Je n’ai jamais pensé que j’écrirais un jour quelque chose comme ça, mais me voici. Je m’appelle Stella, j’ai vingt-cinq ans. J’étais l’épouse d’Evan, qui a vingt-sept ans. Nous avons passé cinq ans ensemble, dont deux mariés. Nous nous sommes mariés jeunes, mais à l’époque cela nous paraissait être la bonne décision. Nous avions des emplois stables, une petite maison confortable en banlieue et beaucoup de projets pour l’avenir. Nous avions même commencé à rêver d’un enfant.
Je me souviens d’un soir, assise à la table de la cuisine avec un calendrier à la main, comptant les jours et souriant. Evan m’a alors dit : « Nous aurons l’enfant le plus merveilleux. » Nous riions, faisions des plans, et j’avais l’impression que la vie commençait à peine.
Mais tout s’est effondré en un instant, après un appel téléphonique. Ma mère, qui avait toujours été mon soutien et ma meilleure amie, a reçu un diagnostic grave. Les médecins ont dit qu’il ne lui restait que six mois à vivre.
Evan m’a soutenue et m’a dit que je devais être auprès d’elle. J’ai fait mes valises et je suis retournée dans la maison familiale pour m’occuper d’elle. Ce n’était pas facile, mais je savais que je devais être à ses côtés. Ces mois-là furent une véritable épreuve : hôpitaux, traitements, nuits blanches, tentatives de garder mes forces pour ma mère.
Evan appelait souvent, me disait qu’il s’en sortait à la maison, qu’il s’ennuyait de moi. Il disait les bons mots, mais pendant tout ce temps il n’est jamais venu. Je croyais à ses explications, parce que je voulais y croire.

Il y a six semaines, ma mère est partie. Ce fut le moment le plus difficile de ma vie. Quand j’ai fermé sa maison et que je suis revenue dans la nôtre, je pensais enfin ressentir le soutien de mon mari. Je rêvais de me blottir contre lui et de partager ma douleur.
Mais au lieu de cela, j’ai vu une scène étrangère. La maison était en complet désordre : des déchets, des bouteilles, de la saleté partout. Et dans le salon, Evan n’était pas seul — il était entouré d’amis qui se comportaient comme chez eux. L’ambiance ressemblait plus à une fête qu’à l’attente d’une épouse en deuil.
Quand les invités sont partis, Evan a essayé de s’expliquer. Il disait que c’était difficile pour lui d’être seul, qu’il cherchait une échappatoire et qu’il ne supportait pas la solitude. Mais j’ai alors compris : il avait choisi la voie la plus facile — s’amuser au lieu de me soutenir quand j’avais le plus besoin de lui.

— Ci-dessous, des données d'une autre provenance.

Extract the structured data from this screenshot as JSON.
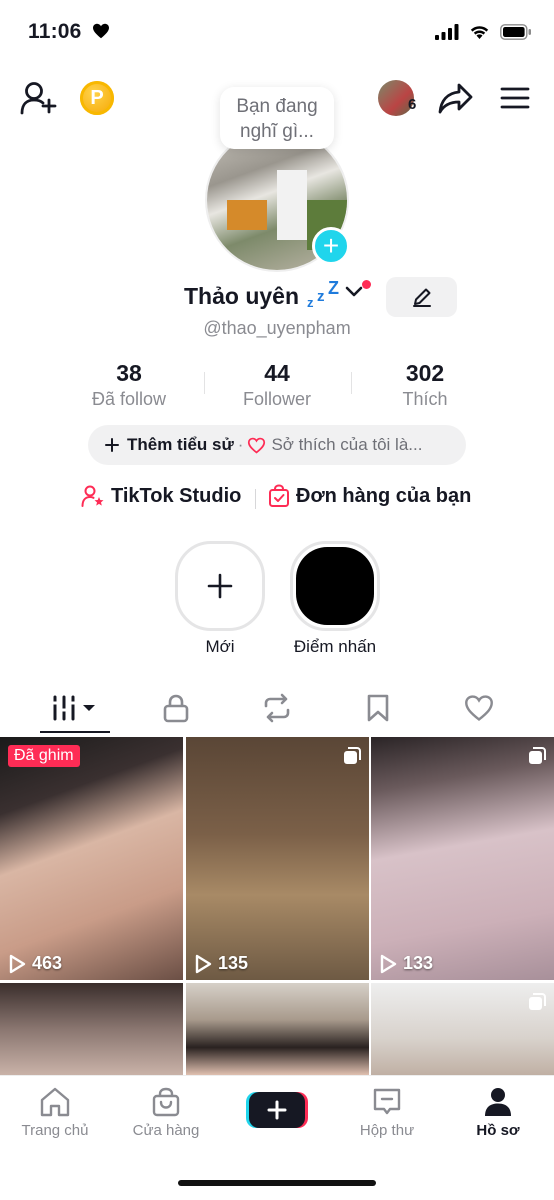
{
  "status_bar": {
    "time": "11:06",
    "icons": [
      "heart-icon",
      "signal-icon",
      "wifi-icon",
      "battery-icon"
    ]
  },
  "top_nav": {
    "friends_count": "6",
    "coin_label": "P"
  },
  "bubble": {
    "line1": "Bạn đang",
    "line2": "nghĩ gì..."
  },
  "profile": {
    "name": "Thảo uyên",
    "zzz": "zzZ",
    "handle": "@thao_uyenpham"
  },
  "stats": [
    {
      "value": "38",
      "label": "Đã follow"
    },
    {
      "value": "44",
      "label": "Follower"
    },
    {
      "value": "302",
      "label": "Thích"
    }
  ],
  "bio": {
    "add_label": "Thêm tiểu sử",
    "separator": "·",
    "hobby_label": "Sở thích của tôi là..."
  },
  "links": {
    "studio": "TikTok Studio",
    "orders": "Đơn hàng của bạn"
  },
  "highlights": [
    {
      "label": "Mới"
    },
    {
      "label": "Điểm nhấn"
    }
  ],
  "tabs": [
    "videos-tab",
    "private-tab",
    "reposts-tab",
    "favorites-tab",
    "liked-tab"
  ],
  "videos": [
    {
      "views": "463",
      "pinned_label": "Đã ghim"
    },
    {
      "views": "135"
    },
    {
      "views": "133"
    },
    {
      "views": ""
    },
    {
      "views": ""
    },
    {
      "views": ""
    }
  ],
  "bottom_nav": {
    "home": "Trang chủ",
    "shop": "Cửa hàng",
    "inbox": "Hộp thư",
    "profile": "Hồ sơ"
  },
  "colors": {
    "accent": "#fe2c55",
    "cyan": "#20d5ec",
    "text": "#161823",
    "muted": "#8a8b91"
  }
}
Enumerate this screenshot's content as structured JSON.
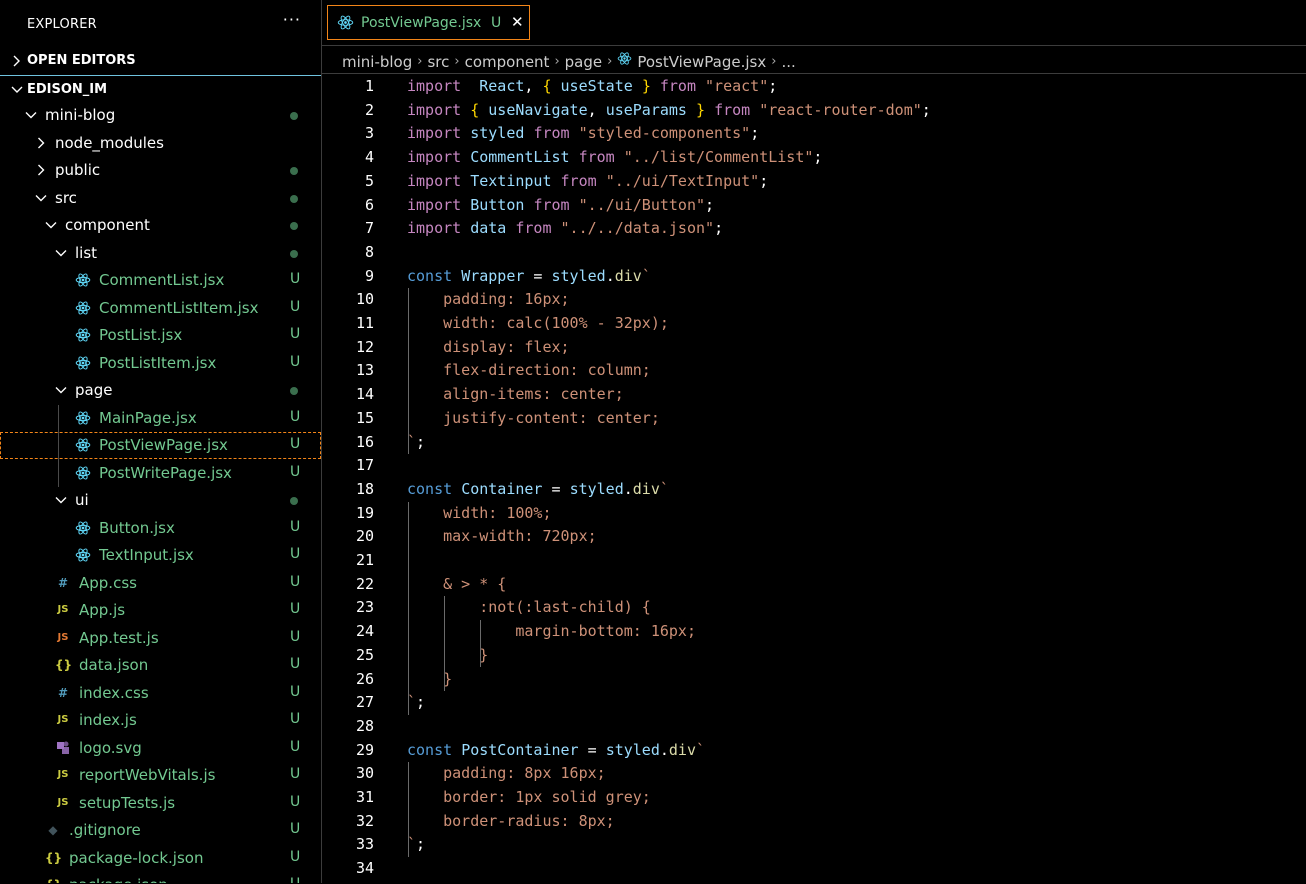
{
  "explorer": {
    "title": "EXPLORER",
    "more": "···",
    "open_editors": "OPEN EDITORS",
    "root": "EDISON_IM",
    "tree": [
      {
        "name": "mini-blog",
        "kind": "folder-open",
        "indent": 0,
        "status": "dot"
      },
      {
        "name": "node_modules",
        "kind": "folder-closed",
        "indent": 1,
        "status": ""
      },
      {
        "name": "public",
        "kind": "folder-closed",
        "indent": 1,
        "status": "dot"
      },
      {
        "name": "src",
        "kind": "folder-open",
        "indent": 1,
        "status": "dot"
      },
      {
        "name": "component",
        "kind": "folder-open",
        "indent": 2,
        "status": "dot"
      },
      {
        "name": "list",
        "kind": "folder-open",
        "indent": 3,
        "status": "dot"
      },
      {
        "name": "CommentList.jsx",
        "kind": "react",
        "indent": 4,
        "status": "U"
      },
      {
        "name": "CommentListItem.jsx",
        "kind": "react",
        "indent": 4,
        "status": "U"
      },
      {
        "name": "PostList.jsx",
        "kind": "react",
        "indent": 4,
        "status": "U"
      },
      {
        "name": "PostListItem.jsx",
        "kind": "react",
        "indent": 4,
        "status": "U"
      },
      {
        "name": "page",
        "kind": "folder-open",
        "indent": 3,
        "status": "dot"
      },
      {
        "name": "MainPage.jsx",
        "kind": "react",
        "indent": 4,
        "status": "U"
      },
      {
        "name": "PostViewPage.jsx",
        "kind": "react",
        "indent": 4,
        "status": "U",
        "selected": true
      },
      {
        "name": "PostWritePage.jsx",
        "kind": "react",
        "indent": 4,
        "status": "U"
      },
      {
        "name": "ui",
        "kind": "folder-open",
        "indent": 3,
        "status": "dot"
      },
      {
        "name": "Button.jsx",
        "kind": "react",
        "indent": 4,
        "status": "U"
      },
      {
        "name": "TextInput.jsx",
        "kind": "react",
        "indent": 4,
        "status": "U"
      },
      {
        "name": "App.css",
        "kind": "css",
        "indent": 2,
        "status": "U"
      },
      {
        "name": "App.js",
        "kind": "js",
        "indent": 2,
        "status": "U"
      },
      {
        "name": "App.test.js",
        "kind": "test",
        "indent": 2,
        "status": "U"
      },
      {
        "name": "data.json",
        "kind": "json",
        "indent": 2,
        "status": "U"
      },
      {
        "name": "index.css",
        "kind": "css",
        "indent": 2,
        "status": "U"
      },
      {
        "name": "index.js",
        "kind": "js",
        "indent": 2,
        "status": "U"
      },
      {
        "name": "logo.svg",
        "kind": "svg",
        "indent": 2,
        "status": "U"
      },
      {
        "name": "reportWebVitals.js",
        "kind": "js",
        "indent": 2,
        "status": "U"
      },
      {
        "name": "setupTests.js",
        "kind": "js",
        "indent": 2,
        "status": "U"
      },
      {
        "name": ".gitignore",
        "kind": "git",
        "indent": 1,
        "status": "U"
      },
      {
        "name": "package-lock.json",
        "kind": "json",
        "indent": 1,
        "status": "U"
      },
      {
        "name": "package.json",
        "kind": "json",
        "indent": 1,
        "status": "U"
      }
    ]
  },
  "icons": {
    "css": "#",
    "js": "JS",
    "test": "JS",
    "json": "{}",
    "git": "◆"
  },
  "colors": {
    "accent_border": "#f38518",
    "untracked": "#73c991",
    "react": "#61dafb",
    "css_icon": "#519aba",
    "js_icon": "#cbcb41",
    "test_icon": "#e37933",
    "svg_icon": "#a074c4",
    "git_icon": "#41535b"
  },
  "tab": {
    "name": "PostViewPage.jsx",
    "badge": "U",
    "close": "✕"
  },
  "breadcrumb": [
    "mini-blog",
    "src",
    "component",
    "page",
    "PostViewPage.jsx",
    "..."
  ],
  "code": [
    {
      "n": "1",
      "t": [
        [
          "imp",
          "import"
        ],
        [
          "",
          "  "
        ],
        [
          "var",
          "React"
        ],
        [
          "",
          ", "
        ],
        [
          "yb",
          "{"
        ],
        [
          "",
          " "
        ],
        [
          "var",
          "useState"
        ],
        [
          "",
          " "
        ],
        [
          "yb",
          "}"
        ],
        [
          "",
          " "
        ],
        [
          "imp",
          "from"
        ],
        [
          "",
          " "
        ],
        [
          "str",
          "\"react\""
        ],
        [
          "",
          ";"
        ]
      ]
    },
    {
      "n": "2",
      "t": [
        [
          "imp",
          "import"
        ],
        [
          "",
          " "
        ],
        [
          "yb",
          "{"
        ],
        [
          "",
          " "
        ],
        [
          "var",
          "useNavigate"
        ],
        [
          "",
          ", "
        ],
        [
          "var",
          "useParams"
        ],
        [
          "",
          " "
        ],
        [
          "yb",
          "}"
        ],
        [
          "",
          " "
        ],
        [
          "imp",
          "from"
        ],
        [
          "",
          " "
        ],
        [
          "str",
          "\"react-router-dom\""
        ],
        [
          "",
          ";"
        ]
      ]
    },
    {
      "n": "3",
      "t": [
        [
          "imp",
          "import"
        ],
        [
          "",
          " "
        ],
        [
          "var",
          "styled"
        ],
        [
          "",
          " "
        ],
        [
          "imp",
          "from"
        ],
        [
          "",
          " "
        ],
        [
          "str",
          "\"styled-components\""
        ],
        [
          "",
          ";"
        ]
      ]
    },
    {
      "n": "4",
      "t": [
        [
          "imp",
          "import"
        ],
        [
          "",
          " "
        ],
        [
          "var",
          "CommentList"
        ],
        [
          "",
          " "
        ],
        [
          "imp",
          "from"
        ],
        [
          "",
          " "
        ],
        [
          "str",
          "\"../list/CommentList\""
        ],
        [
          "",
          ";"
        ]
      ]
    },
    {
      "n": "5",
      "t": [
        [
          "imp",
          "import"
        ],
        [
          "",
          " "
        ],
        [
          "var",
          "Textinput"
        ],
        [
          "",
          " "
        ],
        [
          "imp",
          "from"
        ],
        [
          "",
          " "
        ],
        [
          "str",
          "\"../ui/TextInput\""
        ],
        [
          "",
          ";"
        ]
      ]
    },
    {
      "n": "6",
      "t": [
        [
          "imp",
          "import"
        ],
        [
          "",
          " "
        ],
        [
          "var",
          "Button"
        ],
        [
          "",
          " "
        ],
        [
          "imp",
          "from"
        ],
        [
          "",
          " "
        ],
        [
          "str",
          "\"../ui/Button\""
        ],
        [
          "",
          ";"
        ]
      ]
    },
    {
      "n": "7",
      "t": [
        [
          "imp",
          "import"
        ],
        [
          "",
          " "
        ],
        [
          "var",
          "data"
        ],
        [
          "",
          " "
        ],
        [
          "imp",
          "from"
        ],
        [
          "",
          " "
        ],
        [
          "str",
          "\"../../data.json\""
        ],
        [
          "",
          ";"
        ]
      ]
    },
    {
      "n": "8",
      "t": []
    },
    {
      "n": "9",
      "t": [
        [
          "kw",
          "const"
        ],
        [
          "",
          " "
        ],
        [
          "var",
          "Wrapper"
        ],
        [
          "",
          " = "
        ],
        [
          "var",
          "styled"
        ],
        [
          "",
          "."
        ],
        [
          "fn",
          "div"
        ],
        [
          "css",
          "`"
        ]
      ]
    },
    {
      "n": "10",
      "t": [
        [
          "css",
          "    padding: 16px;"
        ]
      ]
    },
    {
      "n": "11",
      "t": [
        [
          "css",
          "    width: calc(100% - 32px);"
        ]
      ]
    },
    {
      "n": "12",
      "t": [
        [
          "css",
          "    display: flex;"
        ]
      ]
    },
    {
      "n": "13",
      "t": [
        [
          "css",
          "    flex-direction: column;"
        ]
      ]
    },
    {
      "n": "14",
      "t": [
        [
          "css",
          "    align-items: center;"
        ]
      ]
    },
    {
      "n": "15",
      "t": [
        [
          "css",
          "    justify-content: center;"
        ]
      ]
    },
    {
      "n": "16",
      "t": [
        [
          "css",
          "`"
        ],
        [
          "",
          ";"
        ]
      ]
    },
    {
      "n": "17",
      "t": []
    },
    {
      "n": "18",
      "t": [
        [
          "kw",
          "const"
        ],
        [
          "",
          " "
        ],
        [
          "var",
          "Container"
        ],
        [
          "",
          " = "
        ],
        [
          "var",
          "styled"
        ],
        [
          "",
          "."
        ],
        [
          "fn",
          "div"
        ],
        [
          "css",
          "`"
        ]
      ]
    },
    {
      "n": "19",
      "t": [
        [
          "css",
          "    width: 100%;"
        ]
      ]
    },
    {
      "n": "20",
      "t": [
        [
          "css",
          "    max-width: 720px;"
        ]
      ]
    },
    {
      "n": "21",
      "t": []
    },
    {
      "n": "22",
      "t": [
        [
          "css",
          "    & > * {"
        ]
      ]
    },
    {
      "n": "23",
      "t": [
        [
          "css",
          "        :not(:last-child) {"
        ]
      ]
    },
    {
      "n": "24",
      "t": [
        [
          "css",
          "            margin-bottom: 16px;"
        ]
      ]
    },
    {
      "n": "25",
      "t": [
        [
          "css",
          "        }"
        ]
      ]
    },
    {
      "n": "26",
      "t": [
        [
          "css",
          "    }"
        ]
      ]
    },
    {
      "n": "27",
      "t": [
        [
          "css",
          "`"
        ],
        [
          "",
          ";"
        ]
      ]
    },
    {
      "n": "28",
      "t": []
    },
    {
      "n": "29",
      "t": [
        [
          "kw",
          "const"
        ],
        [
          "",
          " "
        ],
        [
          "var",
          "PostContainer"
        ],
        [
          "",
          " = "
        ],
        [
          "var",
          "styled"
        ],
        [
          "",
          "."
        ],
        [
          "fn",
          "div"
        ],
        [
          "css",
          "`"
        ]
      ]
    },
    {
      "n": "30",
      "t": [
        [
          "css",
          "    padding: 8px 16px;"
        ]
      ]
    },
    {
      "n": "31",
      "t": [
        [
          "css",
          "    border: 1px solid grey;"
        ]
      ]
    },
    {
      "n": "32",
      "t": [
        [
          "css",
          "    border-radius: 8px;"
        ]
      ]
    },
    {
      "n": "33",
      "t": [
        [
          "css",
          "`"
        ],
        [
          "",
          ";"
        ]
      ]
    },
    {
      "n": "34",
      "t": []
    }
  ]
}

Je lui ai dit de faire ses valises et de partir. Cette décision n’a pas été facile, mais au fond de moi j’ai ressenti la paix. J’ai compris que je ne voulais pas rester dans un mariage où le partenaire est absent dans les moments les plus importants et les plus difficiles.
Bien sûr, après cela, les appels de sa famille ont commencé. Certains l’excusaient, d’autres me demandaient de lui donner une seconde chance. Mais je savais : ce n’était pas une erreur, c’était un choix. Il aurait pu être là, mais il a choisi autrement.

Je me suis occupée de la maison, j’ai nettoyé, replacé les photos de ma mère, le soir j’allumais des bougies et je retrouvais peu à peu un sentiment de paix. Je me suis aussi tournée vers un psychologue pour faire face à la perte et mettre de l’ordre en moi. C’est là que j’ai entendu des mots qui sont devenus mon soutien : « Quand les gens se révèlent dans les moments les plus sombres, crois-les. »
J’ai emporté ces mots avec moi dans l’avenir. Maintenant je sais : je mérite une personne qui sera à mes côtés non seulement par des paroles, mais aussi par des actes. Evan n’a pas passé cette épreuve, mais moi j’en ai tiré une leçon — il faut chérir ceux qui sont vraiment présents, qui soutiennent quand cela compte le plus.
Six semaines ont passé et ma maison est redevenue silencieuse et lumineuse. Le jeudi, j’achète des fleurs et je les place à côté de la photo de ma mère. Parfois je pleure, parfois je souris, mais je me souviens toujours : je suis capable d’avancer.
Je ne ressens ni colère ni désir de vengeance. Seulement la ferme conviction qu’une vie m’attend, fondée sur la confiance et un véritable soutien.